Lorient

Infrastructure

La destruction de la glacière relance le développement du port de pêche de Lorient

Par Xavier Eveillé, le 17 novembre 2020

L’ancienne glacière du port de pêche de Lorient sera bien détruite courant 2021 et les 15 000 m² de foncier affectés aux activités maritimes. Attendue de longue date, la reconversion de cette friche au cœur de l’îlot portuaire ne sera donc pas hypothéquée par l’émergence d’un collectif favorable à sa sauvegarde.

Glacière du port de Lorient
La glacière du port de Lorient était au cœur des débats lors des municipales. Sa destruction sera bien effective, libérant 15 000 m² de foncier. — Photo : Xavier Eveillé

« La décision de détruire la glacière fait quasi consensus à l’agglomération. » En réunion du syndicat d’économie mixte du port de pêche de Keroman, Fabrice Loher, maire et président de Lorient Agglomération, et Gaël Le Saout, présidente de la commission Économie, agriculture et mer à la Région Bretagne, ont donné le feu vert de l’un des plus importants chantiers de déconstruction de l’histoire contemporaine de Lorient.
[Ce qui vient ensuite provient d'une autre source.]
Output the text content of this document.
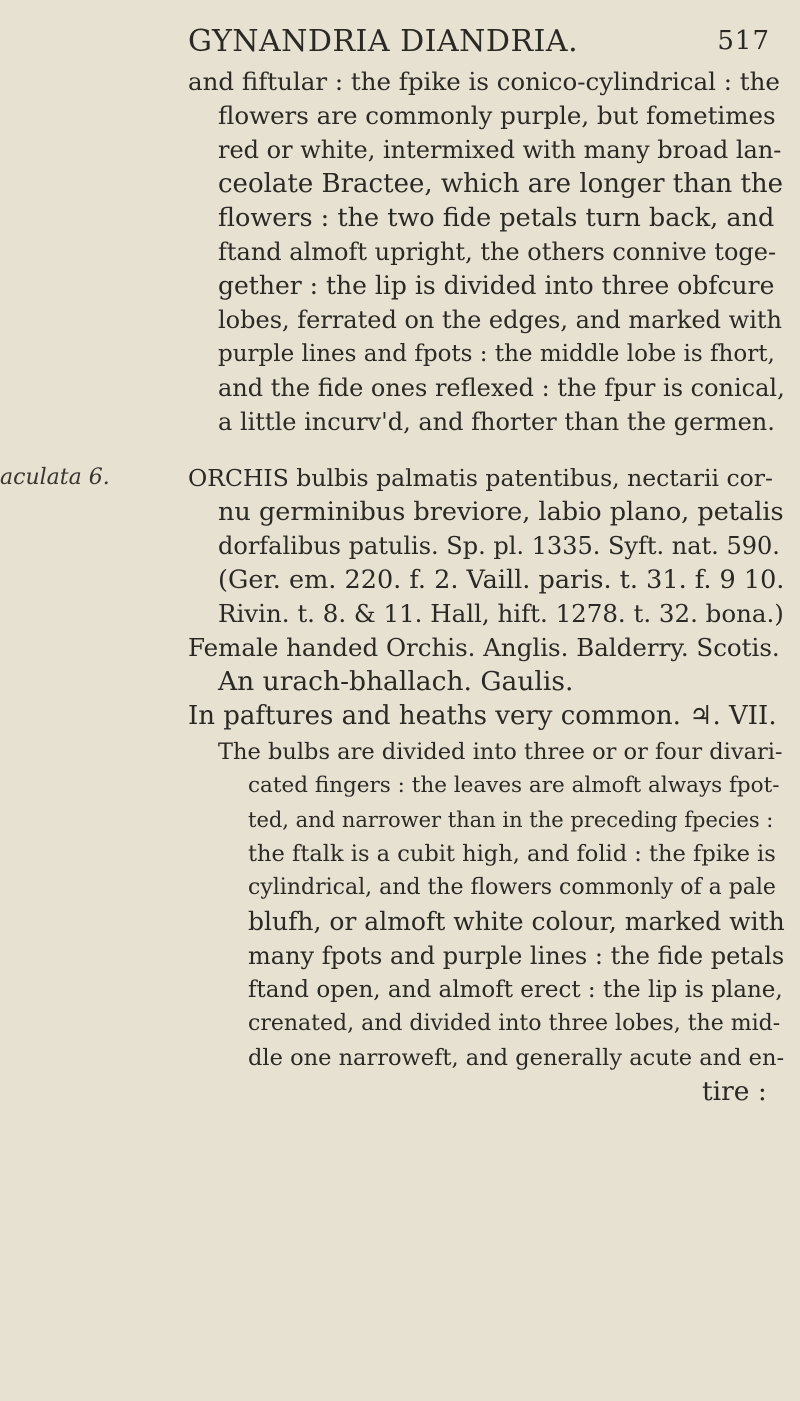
GYNANDRIA DIANDRIA.	517
and fiftular : the fpike is conico-cylindrical : the
flowers are commonly purple, but fometimes
red or white, intermixed with many broad lan-
ceolate Bractee, which are longer than the
flowers : the two fide petals turn back, and
ftand almoft upright, the others connive toge-
gether : the lip is divided into three obfcure
lobes, ferrated on the edges, and marked with
purple lines and fpots : the middle lobe is fhort,
and the fide ones reflexed : the fpur is conical,
a little incurv'd, and fhorter than the germen.
aculata 6.	ORCHIS bulbis palmatis patentibus, nectarii cor-
nu germinibus breviore, labio plano, petalis
dorfalibus patulis. Sp. pl. 1335. Syft. nat. 590.
(Ger. em. 220. f. 2. Vaill. paris. t. 31. f. 9 10.
Rivin. t. 8. & 11. Hall, hift. 1278. t. 32. bona.)
Female handed Orchis. Anglis. Balderry. Scotis.
An urach-bhallach. Gaulis.
In paftures and heaths very common. ♃. VII.
The bulbs are divided into three or or four divari-
cated fingers : the leaves are almoft always fpot-
ted, and narrower than in the preceding fpecies :
the ftalk is a cubit high, and folid : the fpike is
cylindrical, and the flowers commonly of a pale
blufh, or almoft white colour, marked with
many fpots and purple lines : the fide petals
ftand open, and almoft erect : the lip is plane,
crenated, and divided into three lobes, the mid-
dle one narroweft, and generally acute and en-
tire :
Un million d’euros a été budgété pour la démolition du bâtiment courant 2022, qui devrait libérer 15 000 m² de foncier à la pointe de la Perrière.

Le devenir de la glacière, unité de production de glace artificielle édifiée en 1920, avait fait débat entre les deux tours des municipales et un collectif avait créé, à l’issue, une association de sauvegarde défendant un projet de tiers lieu pour les Lorientais.

« A la veille du Brexit, il est fondamental de relancer le port qui doit rester une place de marché vitale et attractive en Europe. »

Permettre l'implantation d’entreprises

Afin de ne plus perdre de temps, un premier îlot de 3 000 m² est déjà commercialisable auprès des entreprises, annonce le syndicat mixte. Suivra l’ancienne dalle de Capitaine Houat (2 500 m²) quand le stockage de milliers de casiers de pêche sera déplacé. Sans plus attendre, les travaux de construction d’une nouvelle station d’eau de mer démarrent début décembre 2020. La station actuelle, utilisée pour les mareyeurs, occupe une partie de la glacière et est le seul équipement à y fonctionner encore.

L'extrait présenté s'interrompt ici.